K.B. Haakman¹*, F. Zijl² , M. Verlaan^1,2, D.C. Slobbe¹

¹TU Delft, The Netherlands; ² Deltares, The Netherlands

^* Corresponding author: k.b.haakman@tudelft.nl

Introduction

In the Ems estuary, spatial variability of up to 1 mm yr⁻¹ in the rate of relative sea-level rise has been observed between tide gauge stations (1996-2022). Over the same period, tide gauge records show spatially coherent trends in the 2M2–M4 phase lag of sea surface elevation, a key indicator of tidal asymmetry.

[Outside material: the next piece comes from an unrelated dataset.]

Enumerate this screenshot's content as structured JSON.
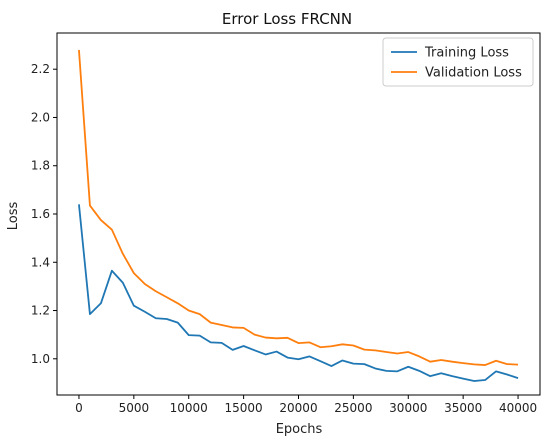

This raises the question of whether the observed changes in tidal asymmetry are linked to the spatial variability in sea-level rise within the estuary.

Objective and Methods

This study investigates whether changes in tidal asymmetry can help explain the spatial variability in relative sea-level rise within the estuary. We apply a depth-averaged hydrodynamic model (DCSM) forced with yearly bathymetry data to reproduce the observed evolution in tidal phase lags. Using tidally averaged momentum equations, we quantify how changes in tidal asymmetry generate along-estuary sea-level gradients and modify mean water levels over time.

Results

The model accurately reproduces the observed changes in 2M2–M4 phase lags and shows that the evolving tidal asymmetry increases along-estuary sea-level gradients. This contributes to approximately 7 mm of additional relative sea-level rise at the tide gauges of Delfzijl and Knock over a 26-year period. Our results demonstrate that changes in tidal asymmetry can produce spatially variable trends in mean sea level, and may represent an overlooked mechanism contributing to regional differences in observed sea-level rise.

Contribution of M2-M4 interaction to mean sea level over time through quadratic bottom friction.